Il se trouve que l’on se rapproche à grands pas de la date à partir de laquelle (le 8 juillet 2025) Emmanuel Macron pourrait annoncer une nouvelle dissolution de l’Assemblée nationale. Il semblerait toutefois que le chef de l’État ait adopté le principe de la STA-BI-LI-TÉ chère à François Bayrou. Il envisagerait donc plutôt de finir ses mandats sur un élargissement de sa coalition, du côté des LR via le ministre de l’Intérieur Bruno Retailleau qui vient d’être élu à la tête du parti (mais qui menace maintenant de démissionner si la proportionnelle devait être proposée par le gouvernement ; ça tombe mal), et du côté du PS dès que le futur premier secrétaire, Faure ou Mayer Rossignol, sera connu. Peut-être avec un changement de Premier ministre, si François Bayrou se faisait balayer par son budget.

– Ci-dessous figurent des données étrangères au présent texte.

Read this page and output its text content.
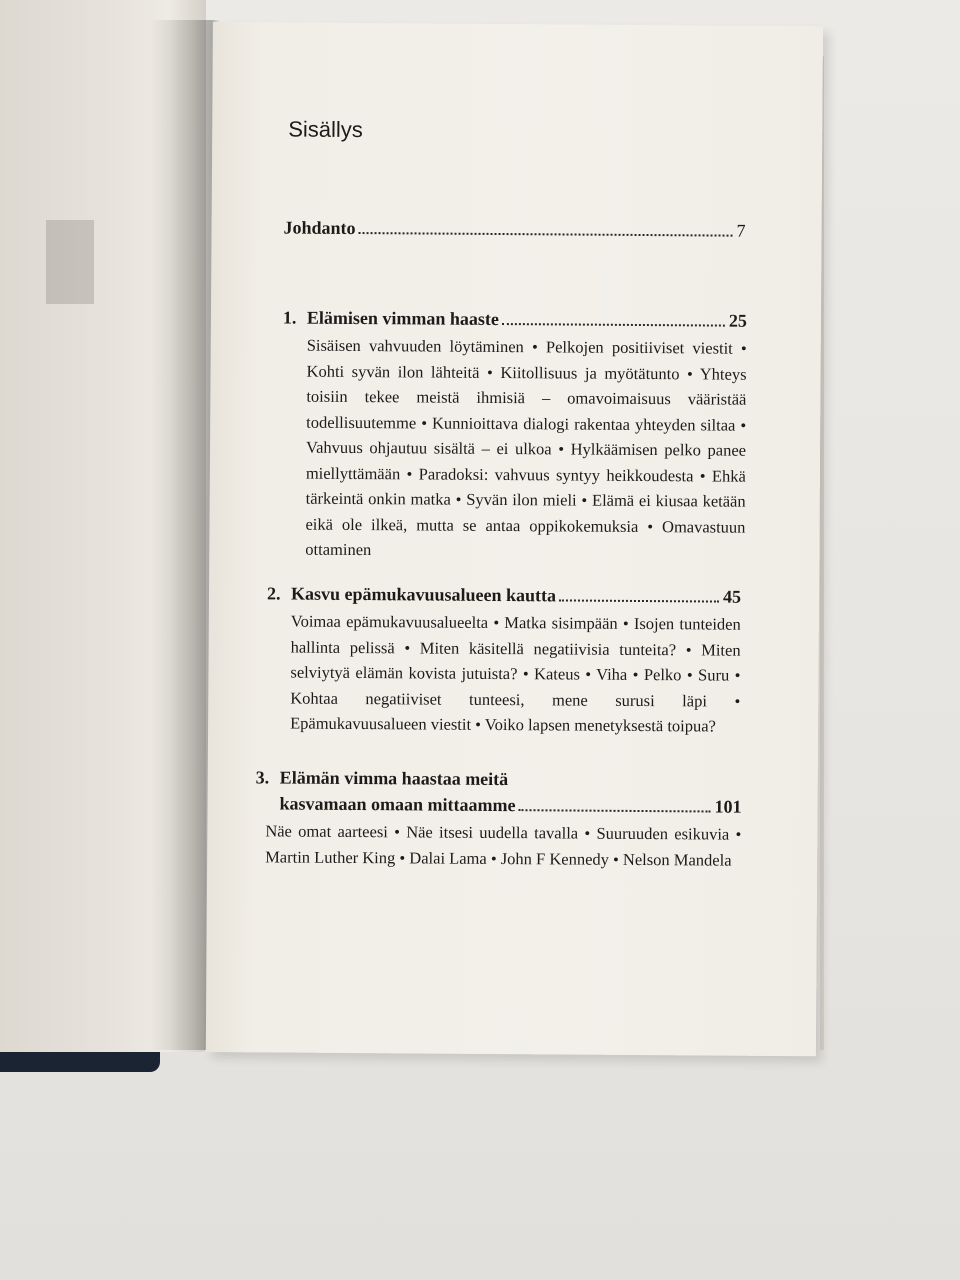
Sisällys
Johdanto	7
1. Elämisen vimman haaste	25

Sisäisen vahvuuden löytäminen • Pelkojen positiiviset viestit • Kohti syvän ilon lähteitä • Kiitollisuus ja myötätunto • Yhteys toisiin tekee meistä ihmisiä – omavoimaisuus vääristää todellisuutemme • Kunnioittava dialogi rakentaa yhteyden siltaa • Vahvuus ohjautuu sisältä – ei ulkoa • Hylkäämisen pelko panee miellyttämään • Paradoksi: vahvuus syntyy heikkoudesta • Ehkä tärkeintä onkin matka • Syvän ilon mieli • Elämä ei kiusaa ketään eikä ole ilkeä, mutta se antaa oppikokemuksia • Omavastuun ottaminen

2. Kasvu epämukavuusalueen kautta	45

Voimaa epämukavuusalueelta • Matka sisimpään • Isojen tunteiden hallinta pelissä • Miten käsitellä negatiivisia tunteita? • Miten selviytyä elämän kovista jutuista? • Kateus • Viha • Pelko • Suru • Kohtaa negatiiviset tunteesi, mene surusi läpi • Epämukavuusalueen viestit • Voiko lapsen menetyksestä toipua?

3. Elämän vimma haastaa meitä
kasvamaan omaan mittaamme	101

Näe omat aarteesi • Näe itsesi uudella tavalla • Suuruuden esikuvia • Martin Luther King • Dalai Lama • John F Kennedy • Nelson Mandela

“C’est pas compliqué : il suffit que les gens qui ne s’entendent pas m’écoutent”, lui fait dire avec beaucoup de finesse le dessinateur KAK dans son dessin de presse pour l’article sur ce désir de coalition publié par l’Opinion.
M. Macron peut toujours rêver. Mais qui va accepter de l’écouter sagement comme si de rien n’était ? Au bout de huit ans, 82 % des Français estiment que “le projet politique porté par Emmanuel Macron” est un échec, nous révèle un sondage Odoxa-Backbone Consulting pour Le Figaro publié le 30 mai dernier. De plus, ils sont 59 % à considérer que le macronisme n’est pas un courant de pensée politique et à nouveau 82 % pour dire que, courant ou pas, le macronisme ne survivra pas au départ d’Emmanuel Macron de l’Élysée.
Dans ces conditions des plus claires, on voit mal quel parti souhaiterait se coaliser avec lui d’ici la fin de son mandat. Tous les partis d’opposition, tous les candidats potentiels, y compris ceux qui jouent au centre, en sont à affûter leurs couteaux en vue de l’élection présidentielle de 2027. Ce qui revient à tout tenter pour s’éloigner au maximum du macronisme et d’Emmanuel Macron.
En attendant, la France n’aura pas les réformes qui étaient déjà nécessaires en 1995, en 2002, en 2007, en 2012, en 2017 et en 2022. Et rien ne dit qu’elle les aura ensuite. La droite au sens large (à l’exception, et heureusement, de quelques personnalités) comme la gauche au sens large sont arrivées à convaincre les Français qu’en dépit de dépenses publiques atteignant aujourd’hui 57 % du PIB, le macronisme était en fait un ultra-libéralisme. D’où son inévitable échec. Ça promet.